As I go through the upgrades, I’ll keep track of anything that goes wrong and how to fix it. When I eventually get to the bigger sites, many of the upgrades are going to be the same as ones I’ve just done on the smaller sites. With my experience, the automatic backups from UpdraftPlus Premium, and since there are fewer risks due to the other upgrades I’ve already tested, I’m usually confident to use Method #1 or Method #2. For the bigger sites that haven’t been upgraded in a while, or for clients that are more risk-averse, I’ll use Method #3 to be safer.

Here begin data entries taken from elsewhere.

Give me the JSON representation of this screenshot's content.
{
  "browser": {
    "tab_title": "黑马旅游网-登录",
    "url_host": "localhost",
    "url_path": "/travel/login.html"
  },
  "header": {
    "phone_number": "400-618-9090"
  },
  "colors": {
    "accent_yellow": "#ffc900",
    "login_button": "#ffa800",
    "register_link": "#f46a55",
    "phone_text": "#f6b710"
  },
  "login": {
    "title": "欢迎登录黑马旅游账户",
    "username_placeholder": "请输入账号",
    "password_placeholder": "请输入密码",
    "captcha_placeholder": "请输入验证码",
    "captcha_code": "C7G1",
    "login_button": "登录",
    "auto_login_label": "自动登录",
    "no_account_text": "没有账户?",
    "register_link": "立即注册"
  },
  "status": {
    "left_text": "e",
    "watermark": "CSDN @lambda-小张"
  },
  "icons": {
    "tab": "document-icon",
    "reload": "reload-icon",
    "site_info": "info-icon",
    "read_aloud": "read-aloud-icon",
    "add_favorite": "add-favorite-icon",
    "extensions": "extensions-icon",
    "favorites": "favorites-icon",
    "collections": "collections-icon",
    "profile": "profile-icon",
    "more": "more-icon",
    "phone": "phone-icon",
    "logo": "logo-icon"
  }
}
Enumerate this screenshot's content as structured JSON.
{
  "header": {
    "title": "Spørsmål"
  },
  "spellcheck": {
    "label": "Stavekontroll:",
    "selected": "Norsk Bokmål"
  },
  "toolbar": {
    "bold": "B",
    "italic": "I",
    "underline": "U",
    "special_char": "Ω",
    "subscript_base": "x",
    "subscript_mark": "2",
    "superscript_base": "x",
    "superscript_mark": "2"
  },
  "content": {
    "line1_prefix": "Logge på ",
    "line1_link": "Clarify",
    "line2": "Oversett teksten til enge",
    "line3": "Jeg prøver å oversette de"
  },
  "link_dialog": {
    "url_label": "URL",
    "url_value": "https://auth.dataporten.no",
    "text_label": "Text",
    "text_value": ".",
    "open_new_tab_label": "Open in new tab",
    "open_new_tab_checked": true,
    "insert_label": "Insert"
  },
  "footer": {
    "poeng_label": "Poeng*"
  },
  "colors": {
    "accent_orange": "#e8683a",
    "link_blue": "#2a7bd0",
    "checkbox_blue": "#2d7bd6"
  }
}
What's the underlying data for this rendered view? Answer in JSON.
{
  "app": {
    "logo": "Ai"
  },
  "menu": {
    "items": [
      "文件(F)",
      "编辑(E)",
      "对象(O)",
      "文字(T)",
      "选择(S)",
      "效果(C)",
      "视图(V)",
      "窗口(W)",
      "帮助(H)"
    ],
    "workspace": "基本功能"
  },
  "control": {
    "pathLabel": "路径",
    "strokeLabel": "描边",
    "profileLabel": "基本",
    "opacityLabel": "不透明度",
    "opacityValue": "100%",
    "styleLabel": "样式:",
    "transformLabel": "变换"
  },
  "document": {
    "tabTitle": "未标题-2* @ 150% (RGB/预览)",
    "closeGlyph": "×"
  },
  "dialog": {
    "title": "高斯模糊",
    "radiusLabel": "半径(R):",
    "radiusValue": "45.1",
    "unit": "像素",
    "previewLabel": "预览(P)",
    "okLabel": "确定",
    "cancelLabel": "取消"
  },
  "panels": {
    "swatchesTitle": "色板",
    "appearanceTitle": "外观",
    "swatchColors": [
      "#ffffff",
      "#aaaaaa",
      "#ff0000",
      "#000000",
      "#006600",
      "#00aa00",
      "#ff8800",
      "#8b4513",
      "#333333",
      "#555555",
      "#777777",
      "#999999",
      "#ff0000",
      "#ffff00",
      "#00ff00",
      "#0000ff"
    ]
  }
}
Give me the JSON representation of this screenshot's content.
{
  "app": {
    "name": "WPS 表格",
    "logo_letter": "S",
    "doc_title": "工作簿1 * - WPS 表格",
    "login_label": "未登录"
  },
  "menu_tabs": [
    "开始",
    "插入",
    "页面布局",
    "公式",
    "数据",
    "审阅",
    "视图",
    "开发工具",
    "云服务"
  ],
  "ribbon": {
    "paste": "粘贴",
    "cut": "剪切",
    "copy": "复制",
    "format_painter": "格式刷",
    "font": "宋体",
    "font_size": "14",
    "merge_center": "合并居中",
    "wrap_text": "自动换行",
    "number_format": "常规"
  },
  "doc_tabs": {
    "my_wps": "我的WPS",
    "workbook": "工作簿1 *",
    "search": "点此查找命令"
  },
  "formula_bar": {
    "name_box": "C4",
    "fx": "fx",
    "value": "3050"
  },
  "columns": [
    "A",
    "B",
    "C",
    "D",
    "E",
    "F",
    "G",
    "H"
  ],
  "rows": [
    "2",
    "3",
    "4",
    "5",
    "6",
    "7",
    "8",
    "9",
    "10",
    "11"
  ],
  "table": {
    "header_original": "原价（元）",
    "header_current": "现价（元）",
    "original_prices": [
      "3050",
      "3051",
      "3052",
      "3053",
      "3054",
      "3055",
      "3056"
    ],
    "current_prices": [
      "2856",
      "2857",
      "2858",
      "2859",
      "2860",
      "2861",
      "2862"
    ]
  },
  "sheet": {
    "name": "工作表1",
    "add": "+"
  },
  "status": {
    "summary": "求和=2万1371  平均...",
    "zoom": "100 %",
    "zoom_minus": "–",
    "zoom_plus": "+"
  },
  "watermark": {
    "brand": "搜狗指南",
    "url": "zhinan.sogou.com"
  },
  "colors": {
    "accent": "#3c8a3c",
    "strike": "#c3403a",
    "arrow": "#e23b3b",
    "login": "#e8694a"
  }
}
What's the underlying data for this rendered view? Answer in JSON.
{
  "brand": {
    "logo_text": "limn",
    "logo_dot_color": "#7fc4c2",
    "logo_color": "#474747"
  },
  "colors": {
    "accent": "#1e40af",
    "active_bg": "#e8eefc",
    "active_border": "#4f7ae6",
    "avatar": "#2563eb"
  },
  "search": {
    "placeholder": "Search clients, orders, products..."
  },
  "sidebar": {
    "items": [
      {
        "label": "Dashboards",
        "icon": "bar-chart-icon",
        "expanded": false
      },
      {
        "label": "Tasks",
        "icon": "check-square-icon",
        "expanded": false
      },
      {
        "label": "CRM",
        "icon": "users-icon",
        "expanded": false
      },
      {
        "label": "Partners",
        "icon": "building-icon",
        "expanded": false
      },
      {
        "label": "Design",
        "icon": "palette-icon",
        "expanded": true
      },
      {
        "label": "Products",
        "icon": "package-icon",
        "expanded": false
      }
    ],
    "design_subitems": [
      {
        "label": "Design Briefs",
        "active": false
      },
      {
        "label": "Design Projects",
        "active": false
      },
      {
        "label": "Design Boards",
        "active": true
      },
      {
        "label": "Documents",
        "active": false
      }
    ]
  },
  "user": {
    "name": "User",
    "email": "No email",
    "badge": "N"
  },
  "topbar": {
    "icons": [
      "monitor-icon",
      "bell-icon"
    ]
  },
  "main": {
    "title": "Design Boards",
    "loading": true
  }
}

What To Do If a WordPress Upgrade Breaks Your Site

  1. Try to fix the theme/plugin by modifying the code.
  2. Restore that one item to an earlier version. If it’s a plugin, try to deactivate it first. If you’re locked out of the dashboard and can’t get to the Plugins menu to deactivate it, navigate to the plugin folder via FTP/SFTP and rename it (I recommend simply adding a dash to the beginning of the folder name so you can find it easily). You will probably want to use the exact version you were previously using, so it’s best to retrieve it from your latest backup. If the theme or plugin is in the official WordPress.org repository, and the author has kept the older versions, then you can go there to retrieve the earlier version.
  3. If you upgrade multiple items at once and you’re not sure which plugin broke your site, you can rename all of the recently updated plugins one by one until you find the culprit. You can identify the recently updated plugins by the date modified. If that doesn’t work, you can rename the entire plugins folder. That will deactivate all of your plugins. Then you can restore them one by one until you find the one causing the problem.
  4. Do a full restore of your site from a backup. This is usually a last resort.
  5. Report the issue to the theme or plugin author, even if you were able to fix it by modifying the code. If you were able to fix it, sharing the fix will make it very likely to be included in the next upgrade. If you weren’t able to fix it, the author may be able to add the fix to the next upgrade, and you can leave it at the last working version until the next upgrade is released.

Conclusion

The risks of not upgrading your WordPress website are quite high. The risks of upgrading don’t have to be. With preparation and testing, you should be able to upgrade regularly, without worrying and without taking much of your time.